Back pain, whether acute or chronic, may be terrible and, unfortunately, it is a common experience for many people. Better pain treatment can lessen discomfort and aid in improving function so that individuals are able to enjoy doing what is most important to them. Millions of prescriptions are made each year for painkillers, many of which are potent opioids that can have negative side effects and encourage addiction.
Aspirin, ibuprofen, and acetaminophen are all non-opioid painkillers that are available via prescription. Also, there are over-the-counter & massage and acupuncture. Moreover, there are high-tech methods that use radio waves and electrical signals.
Create a Pain Management Strategy With Your Doctor
Work with your doctor to create and adhere to a pain management plan now that you are aware of some of the possibilities that may assist with achieving your pain management objectives. Keeping the following in mind will help you create a pain management strategy:
- Be willing to try pain management without opioids
- Know your options and educate yourself.
- Have a discussion with your doctor about your alternatives; consult a specialist if necessary
- Discuss your back discomfort and the effectiveness of your treatment plan with your doctor on a frequent basis.
- Remember that pain relief can sometimes take time to develop
Solutions for Treating Lower Back Pain That Isn’t Opioids
The American College of Physicians advises a number of non-opioid medicines for low back pain. A few of these are:
- NSAIDS including diclofenac, naproxen, and ibuprofen
- Muscle relaxants such as baclofen, cyclobenzaprine, metaxalone, etc.
- Antidepressants such as duloxetine
There are additionally medicines that occasionally beneficially treat back pain. With the help of your pharmacist, discuss your pain management choices and choose the appropriate prescription for you.
Some Opioid Alternatives
Several non-opioid pain relievers, such as ibuprofen (Motrin), acetaminophen (Tylenol), aspirin (Bayer), and steroids, are available over the counter or by prescription. Some people discover that these are the only medications they require. Non-drug therapy, which can be beneficial either alone or in conjunction with pharmaceuticals, provides relief for some people. They consist of:
A physical therapist or doctor who specializes in physical medicine and rehabilitation might be able to come up with an exercise regimen that will help you perform better and feel less discomfort. Deep-muscle massage, ultrasonography, and whirlpools might also be beneficial.
Acupuncture, in which exceedingly small needles are put at various locations in your skin to stop pain signals, may provide you with relief.
Surgery is an option to fix physical abnormalities in your body that may be the cause of your discomfort when other therapies are ineffective.
Injections or nerve blocks
Injections with local anesthetics or other drugs can assist in the relief of your pain if you are experiencing a muscle spasm or nerve discomfort.

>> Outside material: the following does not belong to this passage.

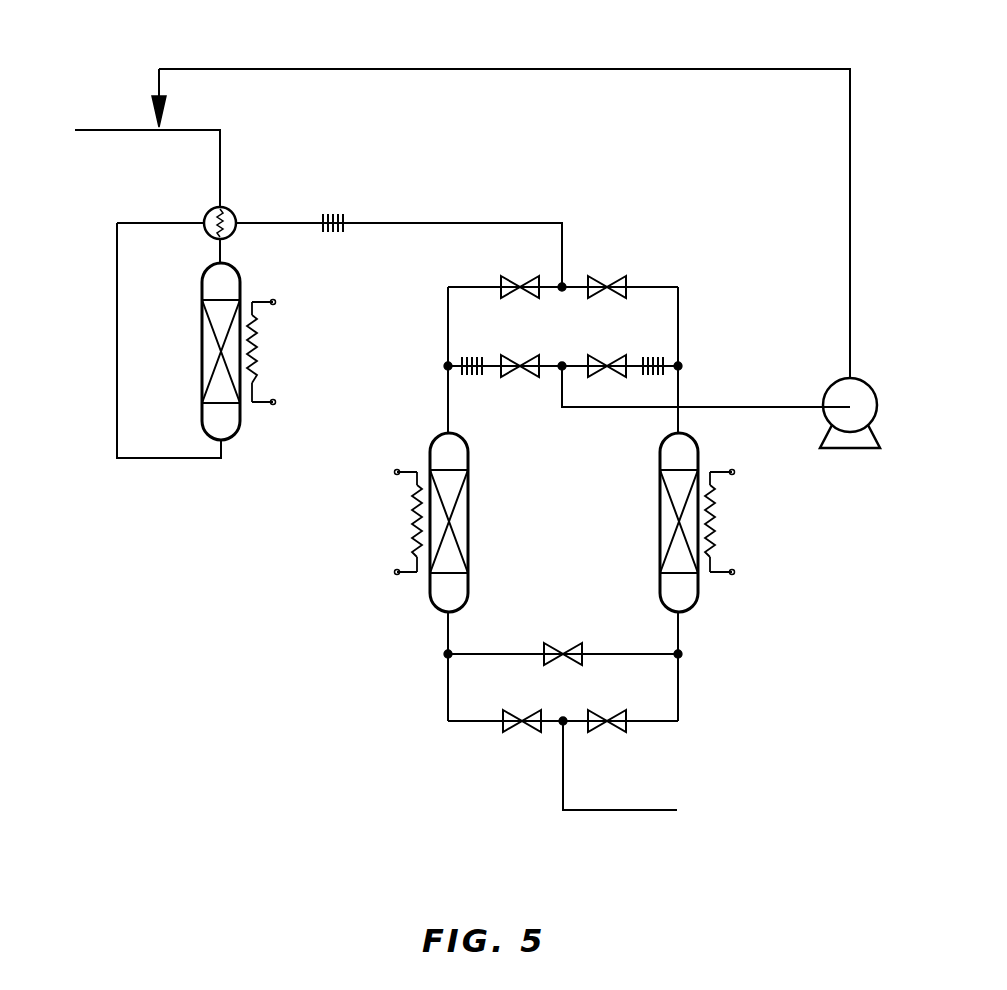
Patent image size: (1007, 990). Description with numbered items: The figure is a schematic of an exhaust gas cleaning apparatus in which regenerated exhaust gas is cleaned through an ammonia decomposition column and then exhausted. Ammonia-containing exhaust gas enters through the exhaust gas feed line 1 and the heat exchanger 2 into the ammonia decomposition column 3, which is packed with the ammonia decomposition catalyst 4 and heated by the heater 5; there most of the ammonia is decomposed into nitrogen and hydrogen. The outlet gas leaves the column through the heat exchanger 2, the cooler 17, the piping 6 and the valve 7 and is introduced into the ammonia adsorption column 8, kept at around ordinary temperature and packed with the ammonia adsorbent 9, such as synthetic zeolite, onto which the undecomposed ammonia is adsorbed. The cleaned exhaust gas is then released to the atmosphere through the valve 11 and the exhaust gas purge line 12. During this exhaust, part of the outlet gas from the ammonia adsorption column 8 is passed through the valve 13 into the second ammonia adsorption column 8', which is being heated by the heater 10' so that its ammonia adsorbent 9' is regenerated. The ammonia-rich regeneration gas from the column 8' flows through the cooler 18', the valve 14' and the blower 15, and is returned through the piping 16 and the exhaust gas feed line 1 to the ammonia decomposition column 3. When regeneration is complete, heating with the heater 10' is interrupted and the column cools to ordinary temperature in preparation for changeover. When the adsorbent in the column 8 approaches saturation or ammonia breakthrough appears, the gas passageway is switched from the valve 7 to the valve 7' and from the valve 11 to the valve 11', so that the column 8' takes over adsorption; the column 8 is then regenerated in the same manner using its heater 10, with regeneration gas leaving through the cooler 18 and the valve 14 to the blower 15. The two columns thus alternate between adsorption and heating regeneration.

Are Non-Opioid Medicines Safe to Use?
Almost all medications come with some dangers, which are typically connected to their adverse effects. Non-opioid medicines do have certain negative effects, but since addiction, abuse, and overdose are less common than opioid medications, they are safer overall.

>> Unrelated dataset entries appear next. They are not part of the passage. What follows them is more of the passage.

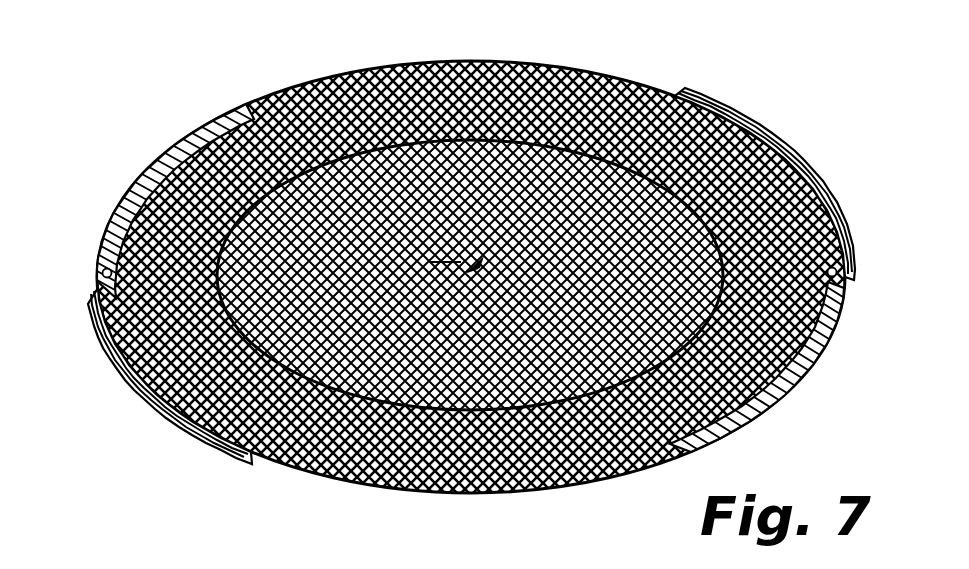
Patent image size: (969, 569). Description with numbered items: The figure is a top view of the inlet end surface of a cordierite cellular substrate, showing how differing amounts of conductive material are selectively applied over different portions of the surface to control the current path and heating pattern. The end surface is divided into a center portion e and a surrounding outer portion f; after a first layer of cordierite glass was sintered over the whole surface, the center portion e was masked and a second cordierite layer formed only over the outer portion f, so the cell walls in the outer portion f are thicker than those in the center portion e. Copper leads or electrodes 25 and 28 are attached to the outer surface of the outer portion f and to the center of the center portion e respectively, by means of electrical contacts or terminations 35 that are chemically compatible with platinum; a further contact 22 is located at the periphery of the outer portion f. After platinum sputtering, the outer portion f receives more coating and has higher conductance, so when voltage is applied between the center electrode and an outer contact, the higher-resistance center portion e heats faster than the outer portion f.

The first edge point of lens 22 is at (101, 273).
The copper lead or electrode 25 is at (838, 272).
The copper lead or electrode 28 is at (472, 266).
The electrical contact or termination 35 is at (150, 158).
The center portion e is at (445, 250).
The outer portion f is at (606, 84).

Tramadol is connected to opioids, so use it with caution if you have back discomfort, and speak to your pharmacist or a member of your health professionals if you experience any negative effects or need to take a higher dose.
The Bottom Line
There are numerous methods available to assist reduce your pain. Speak with your pharmacists about the various treatment and lifestyle choices that are available to you. The member of your health professionals that is most easily reachable is the pharmacist. They have received training to talk about alternatives to opiate painkillers, healthy lifestyles, and other ways to manage lower back pain.